MEMBACA BUKU PERCAKAPAN BUKU

buku_Musyawarah_Buku

Buku adalah satu dari sekian banyak jalan manusia hari ini. Perjalanan menapaki masa-masa dalam kehidupan, masa lalu ataupun masa depan sudah pasti akan di ritualkan oleh mahkluk bernama manusia. Peritualan kehidupan merupakan usaha mengkaitkan antar fase kehidupan agar tidak berkelindan dalam berjalan. Membuka buku berarti beritual, mengeja daftar prestasi dan kegagalan umat manusia dari hari ke hari, bulan ke bulan, tahun ke tahun, abad ke abad ataupun zaman ke zaman.

Islam dalam ruang peradabaan, berhasil menjalin sambungkan peradabaan dari saluran pengetahuan yang bersumber dari peradaban sebelumnya ataupun yang berada di sampingnya dengan semangat ketuhanan sebagai hasil dari permenungan panjang atas wahyu pertama, Bacalah. Peralihan peradaban berkait erat dengan pengetahuan, ilmu, ilmu pengetahuan dan mediumnya. Islam berhasil membawanya dulu, mencipta halaman-halaman baru disetiap pergantian hari bahkan jam. Lantas bagaimana sekarang?
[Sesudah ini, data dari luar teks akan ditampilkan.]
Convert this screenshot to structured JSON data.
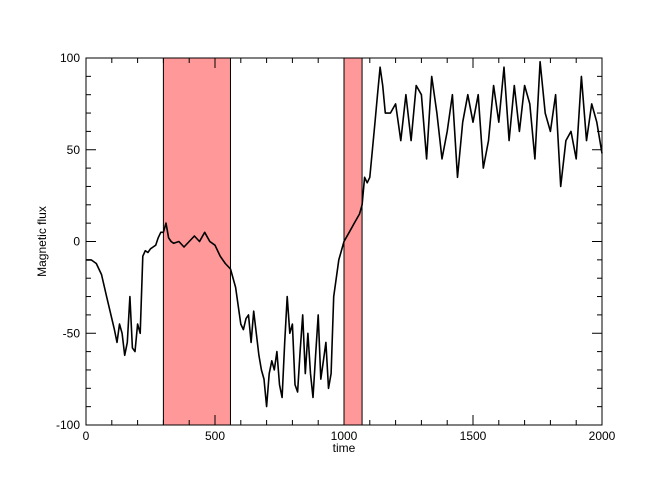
{
  "chart_data": {
    "type": "line",
    "title": "",
    "xlabel": "time",
    "ylabel": "Magnetic flux",
    "xlim": [
      0,
      2000
    ],
    "ylim": [
      -100,
      100
    ],
    "x_ticks": [
      0,
      500,
      1000,
      1500,
      2000
    ],
    "y_ticks": [
      -100,
      -50,
      0,
      50,
      100
    ],
    "grid": false,
    "colors": {
      "line": "#000000",
      "shade": "#ff9999",
      "shade_edge": "#000000"
    },
    "shaded_regions": [
      {
        "x_start": 300,
        "x_end": 560
      },
      {
        "x_start": 1000,
        "x_end": 1070
      }
    ],
    "series": [
      {
        "x": [
          0,
          20,
          40,
          60,
          80,
          100,
          110,
          120,
          130,
          140,
          150,
          160,
          170,
          180,
          190,
          200,
          210,
          220,
          230,
          240,
          250,
          260,
          270,
          280,
          290,
          300,
          310,
          320,
          330,
          340,
          360,
          380,
          400,
          420,
          440,
          460,
          480,
          500,
          520,
          540,
          560,
          580,
          600,
          610,
          620,
          630,
          640,
          650,
          660,
          670,
          680,
          690,
          700,
          710,
          720,
          730,
          740,
          750,
          760,
          770,
          780,
          790,
          800,
          810,
          820,
          830,
          840,
          850,
          860,
          870,
          880,
          890,
          900,
          910,
          920,
          930,
          940,
          950,
          960,
          980,
          1000,
          1020,
          1040,
          1060,
          1070,
          1080,
          1090,
          1100,
          1110,
          1120,
          1130,
          1140,
          1150,
          1160,
          1180,
          1200,
          1220,
          1240,
          1260,
          1280,
          1300,
          1320,
          1340,
          1360,
          1380,
          1400,
          1420,
          1440,
          1460,
          1480,
          1500,
          1520,
          1540,
          1560,
          1580,
          1600,
          1620,
          1640,
          1660,
          1680,
          1700,
          1720,
          1740,
          1760,
          1780,
          1800,
          1820,
          1840,
          1860,
          1880,
          1900,
          1920,
          1940,
          1960,
          1980,
          2000
        ],
        "y": [
          -10,
          -10,
          -12,
          -18,
          -30,
          -42,
          -48,
          -55,
          -45,
          -50,
          -62,
          -55,
          -30,
          -58,
          -60,
          -45,
          -50,
          -8,
          -5,
          -6,
          -4,
          -3,
          -2,
          2,
          5,
          5,
          10,
          2,
          0,
          -1,
          0,
          -3,
          0,
          3,
          0,
          5,
          0,
          -2,
          -8,
          -12,
          -15,
          -25,
          -45,
          -48,
          -42,
          -40,
          -55,
          -38,
          -50,
          -62,
          -70,
          -75,
          -90,
          -72,
          -65,
          -70,
          -60,
          -78,
          -85,
          -55,
          -30,
          -50,
          -45,
          -78,
          -82,
          -60,
          -40,
          -72,
          -50,
          -72,
          -85,
          -62,
          -40,
          -75,
          -65,
          -55,
          -80,
          -72,
          -30,
          -10,
          0,
          5,
          10,
          15,
          20,
          35,
          32,
          35,
          50,
          65,
          80,
          95,
          85,
          70,
          70,
          75,
          55,
          80,
          55,
          85,
          80,
          45,
          90,
          70,
          45,
          60,
          80,
          35,
          65,
          80,
          65,
          80,
          40,
          55,
          85,
          65,
          95,
          55,
          85,
          60,
          85,
          75,
          45,
          98,
          70,
          60,
          80,
          30,
          55,
          60,
          45,
          90,
          55,
          75,
          65,
          48
        ]
      }
    ]
  }
}
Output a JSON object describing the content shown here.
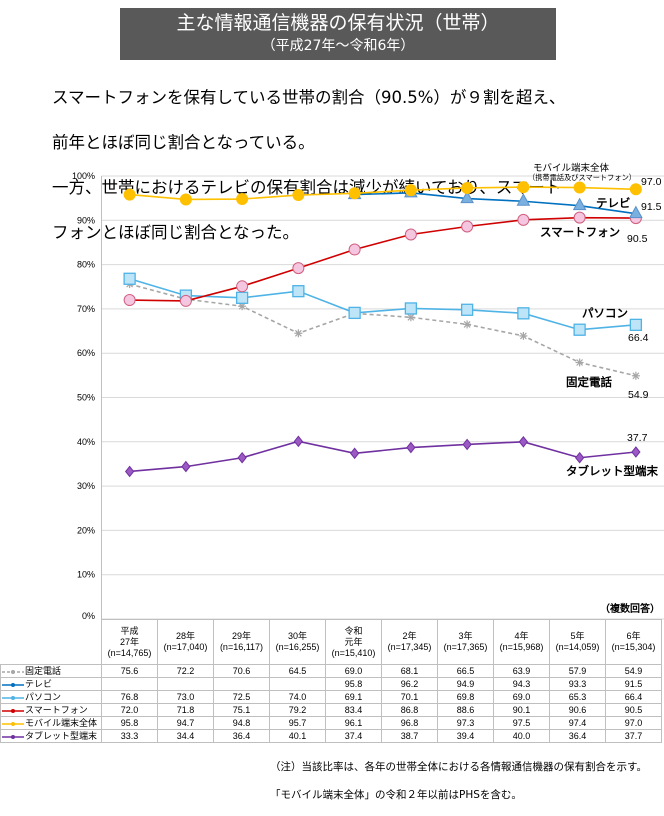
{
  "title": "主な情報通信機器の保有状況（世帯）",
  "subtitle": "（平成27年～令和6年）",
  "lead": [
    "スマートフォンを保有している世帯の割合（90.5%）が９割を超え、",
    "前年とほぼ同じ割合となっている。",
    "一方、世帯におけるテレビの保有割合は減少が続いており、スマート",
    "フォンとほぼ同じ割合となった。"
  ],
  "chart_data": {
    "type": "line",
    "categories": [
      [
        "平成",
        "27年",
        "(n=14,765)"
      ],
      [
        "28年",
        "(n=17,040)"
      ],
      [
        "29年",
        "(n=16,117)"
      ],
      [
        "30年",
        "(n=16,255)"
      ],
      [
        "令和",
        "元年",
        "(n=15,410)"
      ],
      [
        "2年",
        "(n=17,345)"
      ],
      [
        "3年",
        "(n=17,365)"
      ],
      [
        "4年",
        "(n=15,968)"
      ],
      [
        "5年",
        "(n=14,059)"
      ],
      [
        "6年",
        "(n=15,304)"
      ]
    ],
    "ylim": [
      0,
      100
    ],
    "yticks": [
      "0%",
      "10%",
      "20%",
      "30%",
      "40%",
      "50%",
      "60%",
      "70%",
      "80%",
      "90%",
      "100%"
    ],
    "grid": true,
    "note_multiple": "（複数回答）",
    "series": [
      {
        "name": "固定電話",
        "label": "固定電話",
        "color": "#a6a6a6",
        "marker": "asterisk",
        "dash": true,
        "values": [
          75.6,
          72.2,
          70.6,
          64.5,
          69.0,
          68.1,
          66.5,
          63.9,
          57.9,
          54.9
        ]
      },
      {
        "name": "テレビ",
        "label": "テレビ",
        "color": "#0070c0",
        "marker": "triangle",
        "values": [
          null,
          null,
          null,
          null,
          95.8,
          96.2,
          94.9,
          94.3,
          93.3,
          91.5
        ]
      },
      {
        "name": "パソコン",
        "label": "パソコン",
        "color": "#4fb3e6",
        "marker": "square",
        "values": [
          76.8,
          73.0,
          72.5,
          74.0,
          69.1,
          70.1,
          69.8,
          69.0,
          65.3,
          66.4
        ]
      },
      {
        "name": "スマートフォン",
        "label": "スマートフォン",
        "color": "#d00000",
        "marker": "circle",
        "values": [
          72.0,
          71.8,
          75.1,
          79.2,
          83.4,
          86.8,
          88.6,
          90.1,
          90.6,
          90.5
        ]
      },
      {
        "name": "モバイル端末全体",
        "label": "モバイル端末全体",
        "sublabel": "（携帯電話及びスマートフォン）",
        "color": "#ffc000",
        "marker": "dot",
        "values": [
          95.8,
          94.7,
          94.8,
          95.7,
          96.1,
          96.8,
          97.3,
          97.5,
          97.4,
          97.0
        ]
      },
      {
        "name": "タブレット型端末",
        "label": "タブレット型端末",
        "color": "#7030a0",
        "marker": "diamond",
        "values": [
          33.3,
          34.4,
          36.4,
          40.1,
          37.4,
          38.7,
          39.4,
          40.0,
          36.4,
          37.7
        ]
      }
    ]
  },
  "notes": [
    "（注）当該比率は、各年の世帯全体における各情報通信機器の保有割合を示す。",
    "「モバイル端末全体」の令和２年以前はPHSを含む。"
  ]
}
Gambaran tersebut sebagaimana tersurat dan tersirat dalam buku berjudul Musyawarah Buku: Menyusuri Keindahan Islam dari kitab ke kitab karangan Khaled Abou El-Fadl. Buku Cetakan Pertama tahun 2002, PT Serambi Ilmu Semesta ini berhalaman 221 adalah kumpulan esai-esai dengan masa garapan selama lima tahun dimulai dari akhir tahun 1994 sampai 2000.

Khaled abou el-fadl mengawali pencariaannya melalui penyimakan. Bermodal kemampuan mendengar sepenuhnya, keterbukaan, dan waktu, berusaha untuk hadir dalam majlis. “ saya hanya dapat mendengarkan perbincangan-perbincangannya dan dengan rendah hati, saya menanti transformasi saya – transformasi saya menjadi sebuah buku. Kalian semua, yang hadir di musyawarah ini, adalah intelek-pada-suatu-masa meskipun tanpa bentuk.” Hal 24. Lewat percakapan imajinernya bersama tumpukan buku karangan ilmuwan-ilmuwan muslim yang telah lama membersamainya, ia mencoba menggali pesan dan keindahan lalu meramunya menjadi halaman baru, sebagaimana para pendahulu melakukan ibadah tersebut dan berhasil mewarnai masanya.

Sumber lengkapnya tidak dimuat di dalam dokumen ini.